All the above of course was part of the same ecosystem of mathematical thought that led to the development of the concept of algorithms (the word is derived from the name of Musa al-Khwarizmi, an extraordinary 9th century Persian mathematician) which was the result of the work of a number of people who defined the world we live in, but are pretty much completely unknown to the general public. Alan Turing (Universal Turing Machines), Alonzo Church (Lambda Calculus), Emil Post, Kurt Gödel (Recursive Functions) all independently came up with frameworks aimed at answering Entscheidungsproblem, which were all eventually shown to be equivalent – essentially cementing the truth that algorithms are elemental, fundamental entities, deeply embedded into the guts of mathematics, not an overlaid ‘human’ construction. The most useful of the frameworks proved to be Turings: the concept of the Universal Turing Machine (a general purpose computation machine capable of executing *any* algorithm) turned out to be startlingly powerful, as were attendent concepts like ‘Tape’ (storage, memory), Turing Completeness (if a system or entity obeying a specific set of rules can ‘implement’ a UTM, and thus become capable of running *any* algorithm) and so on.

Prashant Kotak
Prashant Kotak
3 years ago
Reply to  Prashant Kotak

All of this, at that point in time 1920s/30s was purely mathematical ideas with no physical implementations.

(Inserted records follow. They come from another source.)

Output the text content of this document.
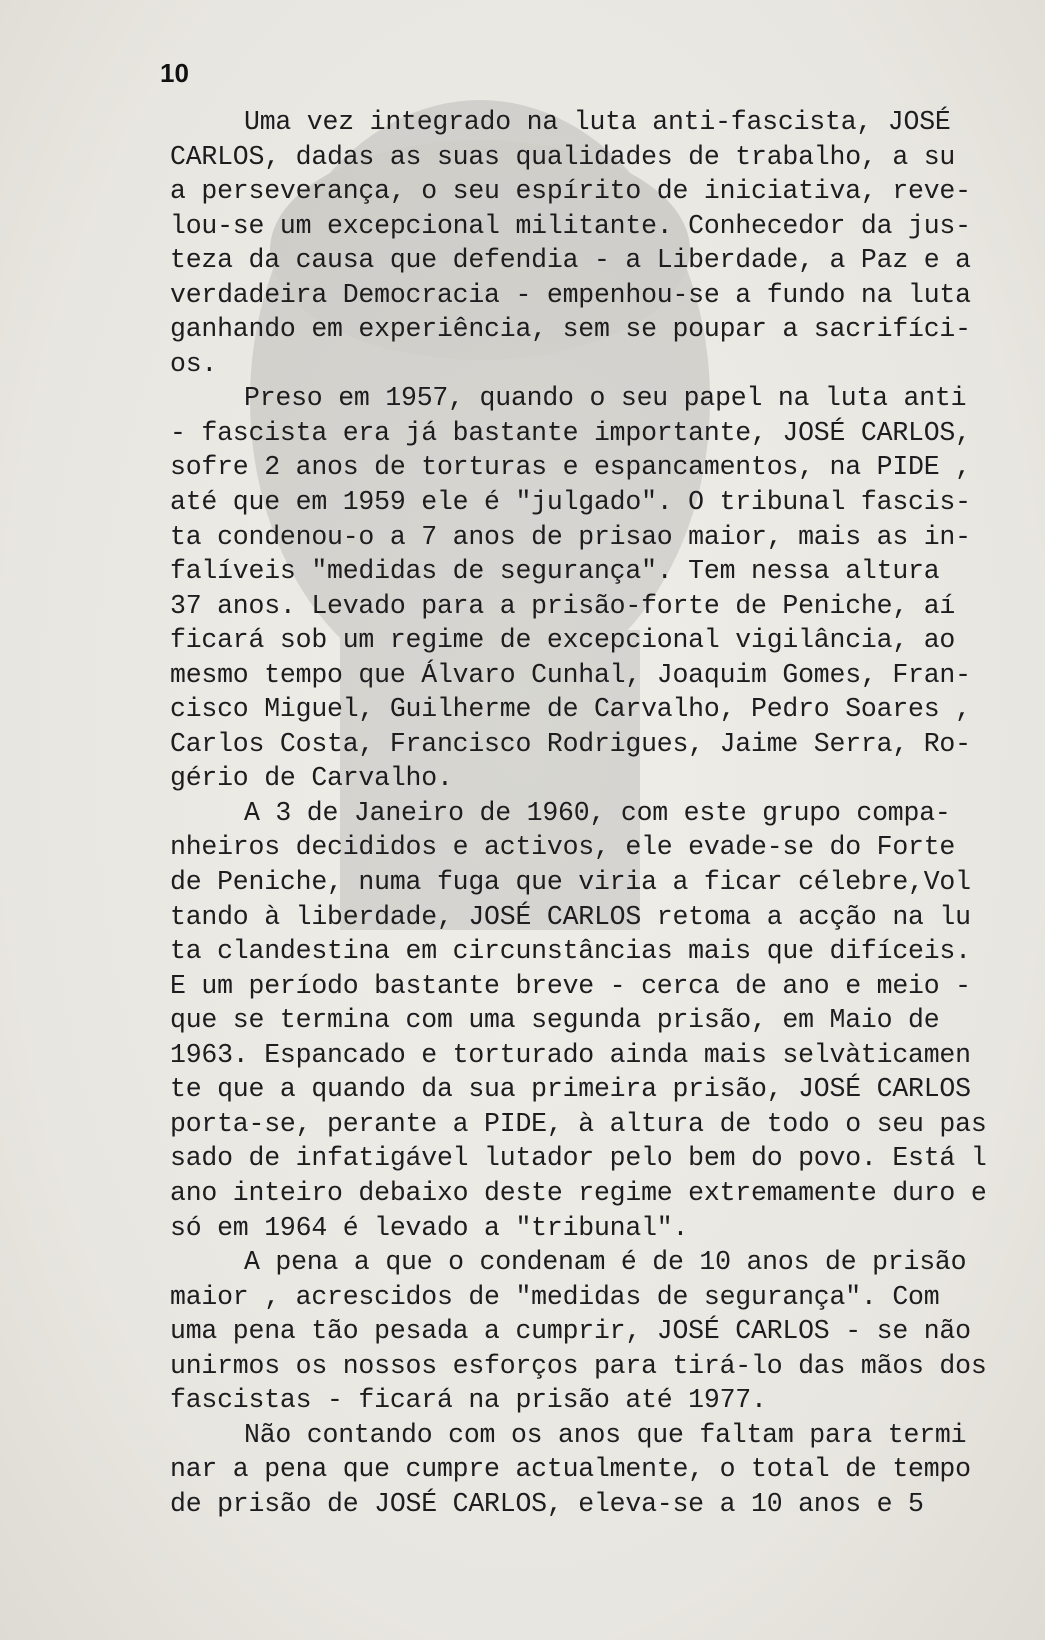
10

Uma vez integrado na luta anti-fascista, JOSÉ

CARLOS, dadas as suas qualidades de trabalho, a su

a perseverança, o seu espírito de iniciativa, reve-

lou-se um excepcional militante. Conhecedor da jus-

teza da causa que defendia - a Liberdade, a Paz e a

verdadeira Democracia - empenhou-se a fundo na luta

ganhando em experiência, sem se poupar a sacrifíci-

os.

Preso em 1957, quando o seu papel na luta anti

- fascista era já bastante importante, JOSÉ CARLOS,

sofre 2 anos de torturas e espancamentos, na PIDE ,

até que em 1959 ele é "julgado". O tribunal fascis-

ta condenou-o a 7 anos de prisao maior, mais as in-

falíveis "medidas de segurança". Tem nessa altura

37 anos. Levado para a prisão-forte de Peniche, aí

ficará sob um regime de excepcional vigilância, ao

mesmo tempo que Álvaro Cunhal, Joaquim Gomes, Fran-

cisco Miguel, Guilherme de Carvalho, Pedro Soares ,

Carlos Costa, Francisco Rodrigues, Jaime Serra, Ro-

gério de Carvalho.

A 3 de Janeiro de 1960, com este grupo compa-

nheiros decididos e activos, ele evade-se do Forte

de Peniche, numa fuga que viria a ficar célebre,Vol

tando à liberdade, JOSÉ CARLOS retoma a acção na lu

ta clandestina em circunstâncias mais que difíceis.

E um período bastante breve - cerca de ano e meio -

que se termina com uma segunda prisão, em Maio de

1963. Espancado e torturado ainda mais selvàticamen

te que a quando da sua primeira prisão, JOSÉ CARLOS

porta-se, perante a PIDE, à altura de todo o seu pas

sado de infatigável lutador pelo bem do povo. Está l

ano inteiro debaixo deste regime extremamente duro e

só em 1964 é levado a "tribunal".

A pena a que o condenam é de 10 anos de prisão

maior , acrescidos de "medidas de segurança". Com

uma pena tão pesada a cumprir, JOSÉ CARLOS - se não

unirmos os nossos esforços para tirá-lo das mãos dos

fascistas - ficará na prisão até 1977.

Não contando com os anos que faltam para termi

nar a pena que cumpre actualmente, o total de tempo

de prisão de JOSÉ CARLOS, eleva-se a 10 anos e 5
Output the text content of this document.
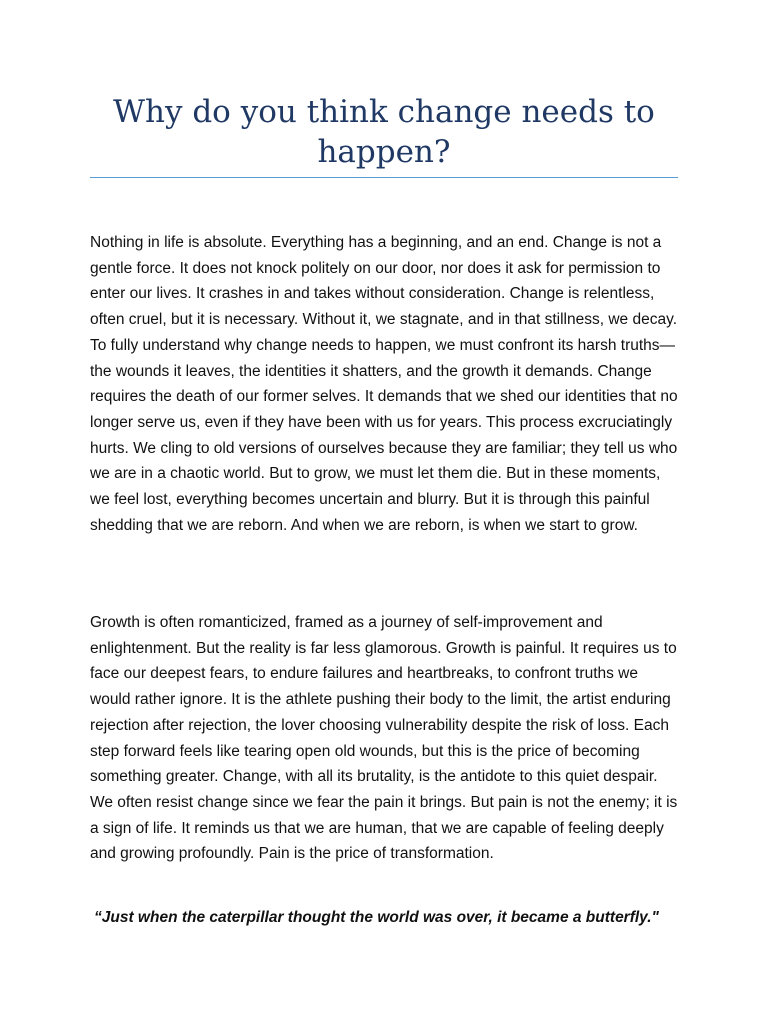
Why do you think change needs to happen?

Nothing in life is absolute. Everything has a beginning, and an end. Change is not a gentle force. It does not knock politely on our door, nor does it ask for permission to enter our lives. It crashes in and takes without consideration. Change is relentless, often cruel, but it is necessary. Without it, we stagnate, and in that stillness, we decay. To fully understand why change needs to happen, we must confront its harsh truths—the wounds it leaves, the identities it shatters, and the growth it demands. Change requires the death of our former selves. It demands that we shed our identities that no longer serve us, even if they have been with us for years. This process excruciatingly hurts. We cling to old versions of ourselves because they are familiar; they tell us who we are in a chaotic world. But to grow, we must let them die. But in these moments, we feel lost, everything becomes uncertain and blurry. But it is through this painful shedding that we are reborn. And when we are reborn, is when we start to grow.

Growth is often romanticized, framed as a journey of self-improvement and enlightenment. But the reality is far less glamorous. Growth is painful. It requires us to face our deepest fears, to endure failures and heartbreaks, to confront truths we would rather ignore. It is the athlete pushing their body to the limit, the artist enduring rejection after rejection, the lover choosing vulnerability despite the risk of loss. Each step forward feels like tearing open old wounds, but this is the price of becoming something greater. Change, with all its brutality, is the antidote to this quiet despair. We often resist change since we fear the pain it brings. But pain is not the enemy; it is a sign of life. It reminds us that we are human, that we are capable of feeling deeply and growing profoundly. Pain is the price of transformation.

“Just when the caterpillar thought the world was over, it became a butterfly."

Those mathematical ideas were given physical form by the peerless John von Neumann, again pretty much unknown to the general public, unknown to even to many academicians (many years ago I once had a conversation with a young economics lecturer who hadn’t heard of von Neumann, when I bought up Morgenstern and Game Theory) but he was undoubtedly the single smartest human ever to have existed – and I’m not someone given to hyperbole. He created the von Neumann architecture, which is an implementation design of the Universal Turing Machine, and has ever since been the basis of pretty much every single computation device in the world (except for a very small number of Neural Nets, not run on computers, which they of course can be, but directly implemented in hardware – traditional feed-forward Neural Nets are not Turing Complete and cannot be considered general algorithmic devices, although other types of Neural Nets are. Neural Nets are actually something mysterious (please don’t believe anyone who tells you Neural Nets are standard algorithmic machine learning) – they appear to be some form of multi-dimensional function approximators – but we won’t go down that rabbit hole either here). Further, von Neumann then actualised his design in electronics, using the technology of the time, valves of course, and then proceeded to code algorithms in the machine instructions of his architecture.